Therac 25: outcome • Ray Cox died of radiation overdose 4 months later. • Meanwhile another patient experienced the same accident, but this time a technician realised there was a problem and reported it. • The same problem had occurred in Georgia, Canada and Washington.
Therac: what went wrong? • The operator’s actions exposed a race-condition in the (multi-tasking) code. • The result was a full-power beam without the plate in place. 125-fold overdose! • The particular sequence of actions had never occurred in testing. • Made worse because audio intercom and video link both out of service. System error messages not informative (and usually meant treatment had not occurred).
Therac: Failings • Safety Case claimed 10-11 probability for “computer selects wrong energy”. No evidence for the claim. • No low-complexity protection system (fuse and/or interlock). • Poor software engineering. • Poor investigation of reported accidents. Manufacturer did not consider possible software fault until several accidents
Ariane V: Explosion • Initial launch exploded • Failure traced to the inertial navigation system (INS). • Overflow on conversion from 64-bit floating to 16-bit integer; exception not trapped • primary and back-up INS both failed for the same reason, and stopped • loss of INS led to auto-destruction.
Ariane V: cause of failure • INS software re-used from Ariane IV • Ariane IV flight profile guaranteed this parameter could not overflow • Ariane V specification was different, in a way that affected the requirements for the INS. • Formal specification would catch this fault.

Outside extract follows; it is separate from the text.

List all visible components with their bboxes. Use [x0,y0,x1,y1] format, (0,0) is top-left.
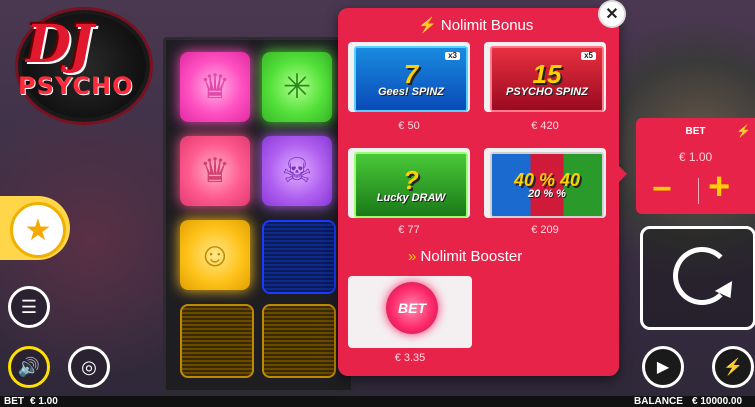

Conclusions (1) • Software development is hard - all sorts of things go wrong. • It is an engineering task. You dare not do without discipline and rigour. • Even the best people make mistakes. That’s why we use reviews, checklists, type-checkers and other static analysis tools, testing, and proof.
Conclusions (2) A safety-critical software team must have: • Good domain knowledge • Excellent systems engineering / software engineering knowledge, skills, processes • Good knowledge of safety assessment principles, standards, practice and law, • … and finally ...
…a strong safety culture Developing safety-critical software is the subject of my next lecture.